“Cherish the astonishing and unlikely world that we all exist in; try to live with love and without fear; and anybody who has anything to do with any of these shitty Watchmen travesties, even as a member of the audience, will be dragged screaming to hell by their nipples"—Alan Moore.
Hay verdad en los cabreos de Alan Moore. No es la ira de un llorica, sino la cólera del demiurgo que ve cómo profanan su templo, cómo manosean su criatura, cómo destruyen lo que alguna vez fue una joya con los dedos sucios de la industria del cómic de superhéroes. Es una furia que late en cada una de sus entrevistas, como si supiera que el tiempo se ha vuelto cíclico y que su advertencia es apenas un grito en una tormenta de dinero y mediocridad.
Los engendros de Watchmen
Moore maldice las adaptaciones/secuelas/engendros de Watchmen con una teatralidad apocalíptica, pero más allá de la metáfora , hay una verdad: el cómic de superhéroes, ese que alguna vez fue trinchera de lo posible, se ha convertido en un mausoleo de lo predecible.
El problema no es la nostalgia. La nostalgia puede ser fértil si se usa como semilla, no como jaula. El problema es que el mainstream superheroico se ha transformado en un parque temático de sí mismo.
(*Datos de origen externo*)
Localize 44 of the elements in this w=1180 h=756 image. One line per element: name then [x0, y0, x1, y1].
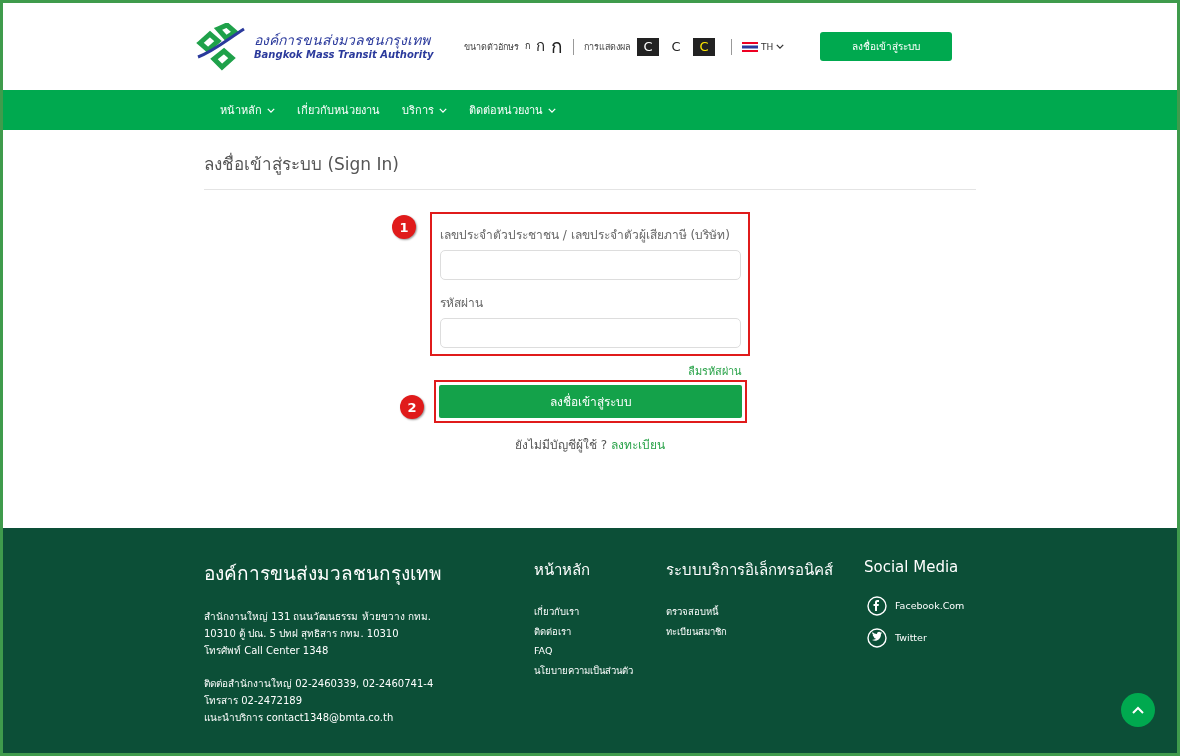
- footer-link[interactable]: ติดต่อเรา: [534, 621, 666, 641]
- annotation-marker: 1: [392, 215, 416, 239]
- address-line: 10310 ตู้ ปณ. 5 ปทฝ สุทธิสาร กทม. 10310: [204, 627, 400, 642]
- contrast-option[interactable]: C: [693, 37, 715, 56]
- id-input-field[interactable]: [440, 250, 741, 280]
- footer-heading: Social Media: [864, 558, 960, 576]
- footer-heading: ระบบบริการอิเล็กทรอนิคส์: [666, 559, 834, 581]
- field-label: รหัสผ่าน: [440, 295, 484, 312]
- display-label: การแสดงผล: [584, 40, 631, 54]
- font-size-option[interactable]: ก: [525, 42, 530, 51]
- field-label: เลขประจำตัวประชาชน / เลขประจำตัวผู้เสียภาษี (บริษัท): [440, 227, 731, 245]
- address-line: สำนักงานใหญ่ 131 ถนนวัฒนธรรม ห้วยขวาง กทม.: [204, 610, 432, 624]
- footer-link[interactable]: นโยบายความเป็นส่วนตัว: [534, 660, 666, 680]
- social-link[interactable]: Facebook.Com: [895, 596, 965, 616]
- chevron-up-icon: [1132, 706, 1144, 714]
- flag-icon: [742, 41, 758, 52]
- contact-line: โทรสาร 02-2472189: [204, 694, 304, 708]
- page-title: ลงชื่อเข้าสู่ระบบ (Sign In): [204, 130, 976, 190]
- social-link[interactable]: Twitter: [895, 628, 927, 648]
- footer-link[interactable]: ตรวจสอบหนี้: [666, 602, 864, 622]
- contact-line: ติดต่อสำนักงานใหญ่ 02-2460339, 02-2460741-4: [204, 677, 435, 691]
- caret-icon: [548, 107, 556, 113]
- contrast-option[interactable]: C: [637, 37, 659, 56]
- font-size-option[interactable]: ก: [551, 37, 563, 56]
- logo-subtitle: Bangkok Mass Transit Authority: [254, 48, 434, 60]
- caret-icon: [776, 44, 785, 49]
- font-size-option[interactable]: ก: [536, 39, 545, 54]
- footer-link[interactable]: FAQ: [534, 641, 666, 661]
- facebook-icon: [867, 596, 887, 616]
- caret-icon: [439, 107, 447, 113]
- address-line: โทรศัพท์ Call Center 1348: [204, 644, 330, 658]
- footer-heading: หน้าหลัก: [534, 560, 591, 581]
- footer-title: องค์การขนส่งมวลชนกรุงเทพ: [204, 561, 443, 587]
- language-selector[interactable]: TH: [742, 41, 785, 52]
- footer-link[interactable]: เกี่ยวกับเรา: [534, 602, 666, 622]
- annotation-marker: 2: [400, 395, 424, 419]
- font-size-label: ขนาดตัวอักษร: [464, 40, 519, 54]
- contact-line: แนะนำบริการ contact1348@bmta.co.th: [204, 711, 395, 725]
- logo-title: องค์การขนส่งมวลชนกรุงเทพ: [254, 33, 431, 49]
- password-input-field[interactable]: [440, 318, 741, 348]
- twitter-icon: [867, 628, 887, 648]
- no-account-text: ยังไม่มีบัญชีผู้ใช้ ?: [515, 438, 608, 452]
- footer-link[interactable]: ทะเบียนสมาชิก: [666, 621, 864, 641]
- caret-icon: [267, 107, 275, 113]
Cada reinicio, cada evento, cada muerte falsa que será revocada en seis meses, no es más que una maniobra cínica para mantener vivo un cadáver conectado a máquinas editoriales.
¿Qué queda de la rebeldía de Watchmen? Se han convertido en moldes. En algoritmos de color y ruido. En capas sin alma. Después de The Boys o Invencible, ¿cómo podemos seguir confiando en que un tipo con superpoderes nos salvará?
Moore, el mago de Northampton, nos recuerda algo fundamental: no estamos aquí para repetir fórmulas. Estamos aquí para hacer magia. Para mirar al abismo de nuestras neurosis y sacarlas con forma de viñeta. El cómic debería ser un acto de amor feroz al caos del mundo, no un folleto corporativo con moralinas vigiladas por Disney.
Y, sin embargo, seguimos aceptando estos Frankenstein hechos de retazos regurgitados. Seguimos aplaudiendo reboots con trajes oscuros, seguimos comprando cómics cuyo único valor es pregonar que son importantes sin llegar a serlo. Nos han domesticado y nos exprimen en busca del dinero fácil y la nostalgia barata.
Lo que Moore denuncia no es solo la prostitución de Watchmen, sino la rendición general de la imaginación. Cuando un arte solo existe para sostener una franquicia, ha dejado de ser arte. Y quizás merezca el infierno… aunque sea arrastrado por los pezones.
Y es que mientras que Alan Moore ha seguido creando dentro y fuera del mundo del cómic, otros «loados» autores como Geoff Johns o Scott Snyder se han dedicado a rebuscar en basura. Son los devoradores de carroña. Hace tiempo que la industria les obliga a devorar las sobras de Moore y excretar cómics de superhéroes para una industria ruin y decadente.
Tal vez haya esperanza, sí. En los márgenes, en lo independiente, en la autopublicación, en los autores que deciden escribir no para conservar una IP, sino para liberar un demonio. Quizás ahí todavía se haga buen cómic de superhéroes dentro y fuera de una sociedad decadente como la estadounidense. Quizás ahí todavía haya magia... Pero en el corazón de la industria, lo que queda es una repetición de arcadas que llevan al vómite. Y los ecos, por muy fuertes que sean, jamás serán un grito nuevo.